After the decals dried I shot Krylon Crystal clear to seal in the decals then with airbrush and mix of black and grey ink went back in and weathered the decals to match the ship shading I did previously. I tried to keep The Colonial Heavy in the style of painting of ILM/Apogee, a mix of the old and new series and keeping it like a filming miniature.

In Closing it is a great kit, a fun build and I highly recommend it to any Modeler, A welcome addition to the ever growing Rag Tag fleet.

Brad Hair


----------



## Lou Dalmaso (Jul 13, 2004)

congrats, Brad!
The lighting really makes it!


----------



## Buc (Jan 20, 1999)

another fine job, Brad!!


----------



## Xenodyssey (Aug 27, 2008)

It came out as a great display model. Thanks for showing the build progress.


----------



## scooke123 (Apr 11, 2008)

Great job on this one!!!!!!


----------



## Hunch (Apr 6, 2003)

sg-99 said:


> The colonial seal is on the ship later in the series.

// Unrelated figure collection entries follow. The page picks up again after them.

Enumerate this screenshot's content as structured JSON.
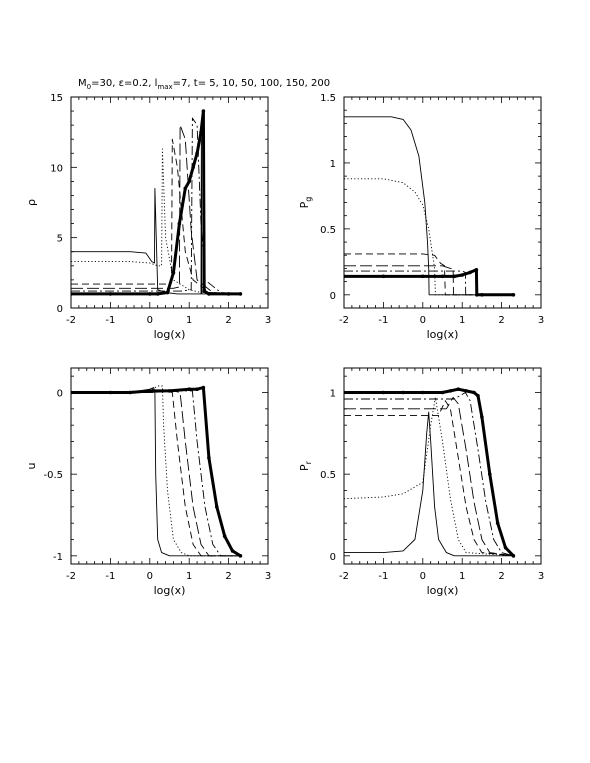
{
  "title": {
    "m_sym": "M",
    "m_sub": "0",
    "m_val": "=30, ",
    "eps": "ε=0.2, ",
    "l_sym": "l",
    "l_sub": "max",
    "l_val": "=7, t= 5, 10, 50, 100, 150, 200"
  },
  "chart_data": [
    {
      "id": "rho",
      "type": "line",
      "xlabel": "log(x)",
      "ylabel": "ρ",
      "xlim": [
        -2,
        3
      ],
      "ylim": [
        0,
        15
      ],
      "xticks": [
        -2,
        -1,
        0,
        1,
        2,
        3
      ],
      "yticks": [
        0,
        5,
        10,
        15
      ],
      "xtick_labels": [
        "-2",
        "-1",
        "0",
        "1",
        "2",
        "3"
      ],
      "ytick_labels": [
        "0",
        "5",
        "10",
        "15"
      ],
      "series": [
        {
          "style": "solid",
          "x": [
            -2,
            -0.5,
            -0.1,
            0.05,
            0.12,
            0.13,
            0.2,
            0.4,
            0.7,
            1.0,
            1.2,
            1.3,
            1.31,
            1.32,
            1.5,
            2.0,
            2.3
          ],
          "y": [
            4.0,
            4.0,
            3.9,
            3.3,
            3.2,
            8.5,
            1.3,
            1.1,
            1.0,
            1.0,
            1.0,
            1.0,
            13.0,
            1.0,
            1.0,
            1.0,
            1.0
          ]
        },
        {
          "style": "dotted",
          "x": [
            -2,
            -0.5,
            0.0,
            0.2,
            0.3,
            0.32,
            0.4,
            0.6,
            1.0,
            1.3,
            2.0,
            2.3
          ],
          "y": [
            3.3,
            3.3,
            3.2,
            3.0,
            3.0,
            11.3,
            5.0,
            2.0,
            1.3,
            1.1,
            1.0,
            1.0
          ]
        },
        {
          "style": "dashed",
          "x": [
            -2,
            0.0,
            0.4,
            0.55,
            0.57,
            0.7,
            0.9,
            1.1,
            1.5,
            2.3
          ],
          "y": [
            1.7,
            1.7,
            1.7,
            1.8,
            12.0,
            10.0,
            4.0,
            2.0,
            1.1,
            1.0
          ]
        },
        {
          "style": "longdash",
          "x": [
            -2,
            0.0,
            0.6,
            0.75,
            0.77,
            0.9,
            1.05,
            1.2,
            1.6,
            2.3
          ],
          "y": [
            1.4,
            1.4,
            1.4,
            1.5,
            13.0,
            12.0,
            5.5,
            2.0,
            1.1,
            1.0
          ]
        },
        {
          "style": "dashdot",
          "x": [
            -2,
            0.0,
            0.8,
            1.05,
            1.08,
            1.2,
            1.3,
            1.4,
            1.8,
            2.3
          ],
          "y": [
            1.2,
            1.2,
            1.2,
            1.3,
            13.5,
            13.0,
            6.0,
            2.0,
            1.1,
            1.0
          ]
        },
        {
          "style": "thick",
          "x": [
            -2,
            -1,
            0,
            0.2,
            0.45,
            0.6,
            0.75,
            0.9,
            1.0,
            1.1,
            1.2,
            1.3,
            1.36,
            1.38,
            1.5,
            2.0,
            2.3
          ],
          "y": [
            1.0,
            1.0,
            1.0,
            1.0,
            1.1,
            2.5,
            6.0,
            8.5,
            9.0,
            10.0,
            11.0,
            12.5,
            14.0,
            1.2,
            1.0,
            1.0,
            1.0
          ]
        }
      ]
    },
    {
      "id": "pg",
      "type": "line",
      "xlabel": "log(x)",
      "ylabel": "P_g",
      "xlim": [
        -2,
        3
      ],
      "ylim": [
        -0.1,
        1.5
      ],
      "xticks": [
        -2,
        -1,
        0,
        1,
        2,
        3
      ],
      "yticks": [
        0,
        0.5,
        1,
        1.5
      ],
      "xtick_labels": [
        "-2",
        "-1",
        "0",
        "1",
        "2",
        "3"
      ],
      "ytick_labels": [
        "0",
        "0.5",
        "1",
        "1.5"
      ],
      "series": [
        {
          "style": "solid",
          "x": [
            -2,
            -0.8,
            -0.5,
            -0.3,
            -0.1,
            0.05,
            0.12,
            0.15,
            0.16,
            0.2,
            2.3
          ],
          "y": [
            1.35,
            1.35,
            1.33,
            1.25,
            1.05,
            0.7,
            0.4,
            0.2,
            0.0,
            0.0,
            0.0
          ]
        },
        {
          "style": "dotted",
          "x": [
            -2,
            -1,
            -0.5,
            -0.2,
            0.0,
            0.15,
            0.3,
            0.32,
            0.4,
            2.3
          ],
          "y": [
            0.88,
            0.88,
            0.85,
            0.78,
            0.68,
            0.5,
            0.2,
            0.0,
            0.0,
            0.0
          ]
        },
        {
          "style": "dashed",
          "x": [
            -2,
            0.0,
            0.3,
            0.45,
            0.55,
            0.57,
            0.7,
            2.3
          ],
          "y": [
            0.31,
            0.31,
            0.3,
            0.24,
            0.22,
            0.0,
            0.0,
            0.0
          ]
        },
        {
          "style": "longdash",
          "x": [
            -2,
            0.0,
            0.5,
            0.7,
            0.77,
            0.78,
            0.9,
            2.3
          ],
          "y": [
            0.22,
            0.22,
            0.22,
            0.2,
            0.2,
            0.0,
            0.0,
            0.0
          ]
        },
        {
          "style": "dashdot",
          "x": [
            -2,
            0.0,
            0.8,
            1.0,
            1.08,
            1.09,
            1.2,
            2.3
          ],
          "y": [
            0.18,
            0.18,
            0.18,
            0.18,
            0.17,
            0.0,
            0.0,
            0.0
          ]
        },
        {
          "style": "thick",
          "x": [
            -2,
            -1,
            0,
            0.5,
            0.8,
            1.0,
            1.2,
            1.36,
            1.37,
            1.5,
            2.3
          ],
          "y": [
            0.14,
            0.14,
            0.14,
            0.14,
            0.14,
            0.15,
            0.17,
            0.19,
            0.0,
            0.0,
            0.0
          ]
        }
      ]
    },
    {
      "id": "u",
      "type": "line",
      "xlabel": "log(x)",
      "ylabel": "u",
      "xlim": [
        -2,
        3
      ],
      "ylim": [
        -1.05,
        0.15
      ],
      "xticks": [
        -2,
        -1,
        0,
        1,
        2,
        3
      ],
      "yticks": [
        -1,
        -0.5,
        0
      ],
      "xtick_labels": [
        "-2",
        "-1",
        "0",
        "1",
        "2",
        "3"
      ],
      "ytick_labels": [
        "-1",
        "-0.5",
        "0"
      ],
      "series": [
        {
          "style": "solid",
          "x": [
            -2,
            -0.5,
            0.0,
            0.1,
            0.13,
            0.15,
            0.2,
            0.3,
            0.5,
            2.3
          ],
          "y": [
            0.0,
            0.0,
            0.02,
            0.03,
            0.0,
            -0.5,
            -0.9,
            -0.98,
            -1.0,
            -1.0
          ]
        },
        {
          "style": "dotted",
          "x": [
            -2,
            0.0,
            0.2,
            0.32,
            0.35,
            0.45,
            0.6,
            0.8,
            1.0,
            2.3
          ],
          "y": [
            0.0,
            0.01,
            0.04,
            0.04,
            -0.2,
            -0.6,
            -0.9,
            -0.98,
            -1.0,
            -1.0
          ]
        },
        {
          "style": "dashed",
          "x": [
            -2,
            0.0,
            0.4,
            0.57,
            0.7,
            0.9,
            1.1,
            1.3,
            2.3
          ],
          "y": [
            0.0,
            0.0,
            0.01,
            0.0,
            -0.3,
            -0.7,
            -0.93,
            -1.0,
            -1.0
          ]
        },
        {
          "style": "longdash",
          "x": [
            -2,
            0.0,
            0.6,
            0.77,
            0.9,
            1.1,
            1.3,
            1.5,
            2.3
          ],
          "y": [
            0.0,
            0.0,
            0.01,
            0.0,
            -0.3,
            -0.7,
            -0.93,
            -1.0,
            -1.0
          ]
        },
        {
          "style": "dashdot",
          "x": [
            -2,
            0.0,
            0.8,
            1.08,
            1.2,
            1.4,
            1.6,
            1.8,
            2.3
          ],
          "y": [
            0.0,
            0.0,
            0.01,
            0.01,
            -0.3,
            -0.7,
            -0.93,
            -1.0,
            -1.0
          ]
        },
        {
          "style": "thick",
          "x": [
            -2,
            -1,
            -0.5,
            0,
            0.5,
            1.0,
            1.2,
            1.36,
            1.5,
            1.7,
            1.9,
            2.1,
            2.3
          ],
          "y": [
            0.0,
            0.0,
            0.0,
            0.01,
            0.01,
            0.02,
            0.02,
            0.03,
            -0.4,
            -0.7,
            -0.88,
            -0.97,
            -1.0
          ]
        }
      ]
    },
    {
      "id": "pr",
      "type": "line",
      "xlabel": "log(x)",
      "ylabel": "P_r",
      "xlim": [
        -2,
        3
      ],
      "ylim": [
        -0.05,
        1.15
      ],
      "xticks": [
        -2,
        -1,
        0,
        1,
        2,
        3
      ],
      "yticks": [
        0,
        0.5,
        1
      ],
      "xtick_labels": [
        "-2",
        "-1",
        "0",
        "1",
        "2",
        "3"
      ],
      "ytick_labels": [
        "0",
        "0.5",
        "1"
      ],
      "series": [
        {
          "style": "solid",
          "x": [
            -2,
            -1,
            -0.5,
            -0.2,
            0.0,
            0.1,
            0.15,
            0.2,
            0.3,
            0.4,
            0.6,
            0.8,
            2.3
          ],
          "y": [
            0.02,
            0.02,
            0.03,
            0.1,
            0.4,
            0.75,
            0.88,
            0.7,
            0.3,
            0.1,
            0.02,
            0.0,
            0.0
          ]
        },
        {
          "style": "dotted",
          "x": [
            -2,
            -1,
            -0.5,
            0.0,
            0.2,
            0.32,
            0.5,
            0.7,
            0.9,
            1.1,
            2.3
          ],
          "y": [
            0.35,
            0.36,
            0.38,
            0.45,
            0.8,
            0.97,
            0.7,
            0.35,
            0.1,
            0.02,
            0.0
          ]
        },
        {
          "style": "dashed",
          "x": [
            -2,
            0.0,
            0.4,
            0.57,
            0.7,
            0.9,
            1.1,
            1.3,
            1.5,
            2.3
          ],
          "y": [
            0.86,
            0.86,
            0.86,
            0.95,
            0.9,
            0.6,
            0.3,
            0.1,
            0.02,
            0.0
          ]
        },
        {
          "style": "longdash",
          "x": [
            -2,
            0.0,
            0.6,
            0.77,
            0.9,
            1.1,
            1.3,
            1.5,
            1.7,
            2.3
          ],
          "y": [
            0.9,
            0.9,
            0.9,
            0.97,
            0.93,
            0.65,
            0.33,
            0.1,
            0.02,
            0.0
          ]
        },
        {
          "style": "dashdot",
          "x": [
            -2,
            0.0,
            0.8,
            1.08,
            1.2,
            1.4,
            1.6,
            1.8,
            2.0,
            2.3
          ],
          "y": [
            0.96,
            0.96,
            0.96,
            1.0,
            0.95,
            0.65,
            0.33,
            0.1,
            0.02,
            0.0
          ]
        },
        {
          "style": "thick",
          "x": [
            -2,
            -1,
            -0.5,
            0,
            0.5,
            0.7,
            0.9,
            1.1,
            1.3,
            1.4,
            1.5,
            1.7,
            1.9,
            2.1,
            2.3
          ],
          "y": [
            1.0,
            1.0,
            1.0,
            1.0,
            1.0,
            1.01,
            1.02,
            1.01,
            1.0,
            0.98,
            0.85,
            0.5,
            0.2,
            0.05,
            0.0
          ]
        }
      ]
    }
  ]
}
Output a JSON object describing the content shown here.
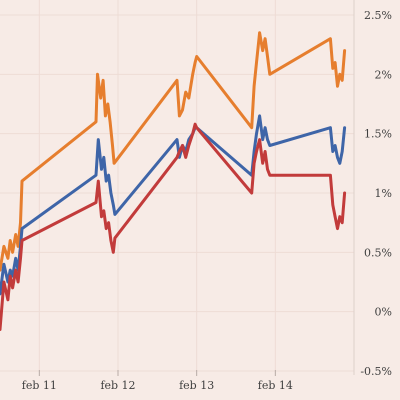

I'm doing a marathon of the series. The seal is on and off throughout the show. Its missing on many of the later episodes. Continuity where Colonial one was concerned- was not a concern.:freak:


----------



## Trekkriffic (Mar 20, 2007)

Nicely done! Love the weathering!


----------



## wander1107 (Aug 12, 2006)

Great job! I love it.


----------